Enfin, former les équipes à la lecture critique de l’IA. Ce type de compétence relève autant de l’intelligence collective que de la gestion du risque. Tout collaborateur amené à consulter un modèle comme ChatGPT dans un contexte stratégique devrait être capable d’évaluer la solidité méthodologique de la réponse reçue, et de repérer ses limites – biais de confirmation, manque de données à jour, simplification excessive.
L’étude soulève des enjeux très concrets pour les fonctions RH, particulièrement dans le pilotage stratégique des talents, la planification de la workforce ou encore la gestion des risques psychosociaux. Utiliser l’IA pour anticiper les départs, recommander des profils ou analyser les dynamiques internes peut s’avérer puissant… à condition de ne pas perdre de vue la complexité du facteur humain.
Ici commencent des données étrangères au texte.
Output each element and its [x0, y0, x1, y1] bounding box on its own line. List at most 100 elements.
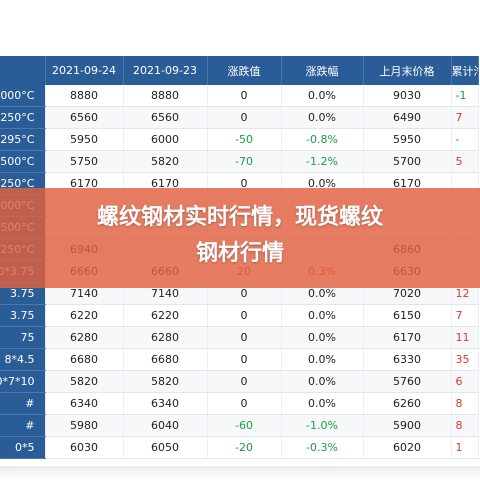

La tentation peut être grande, dans un contexte de surcharge décisionnelle, de déléguer tout ou partie de l’analyse à des outils conversationnels dopés à l’IA. Cette étude rappelle que cela comporte un risque : celui de basculer dans une confiance excessive à l’égard d’un système qui, même performant, ne possède ni intuition, ni sens politique, ni compréhension implicite des jeux de pouvoir internes.
L’autre enseignement majeur est que la qualité d’une décision ne dépend pas uniquement de la qualité de l’information, mais aussi du processus par lequel cette décision est construite. Et ce processus, dans le champ RH, demeure fondamentalement humain.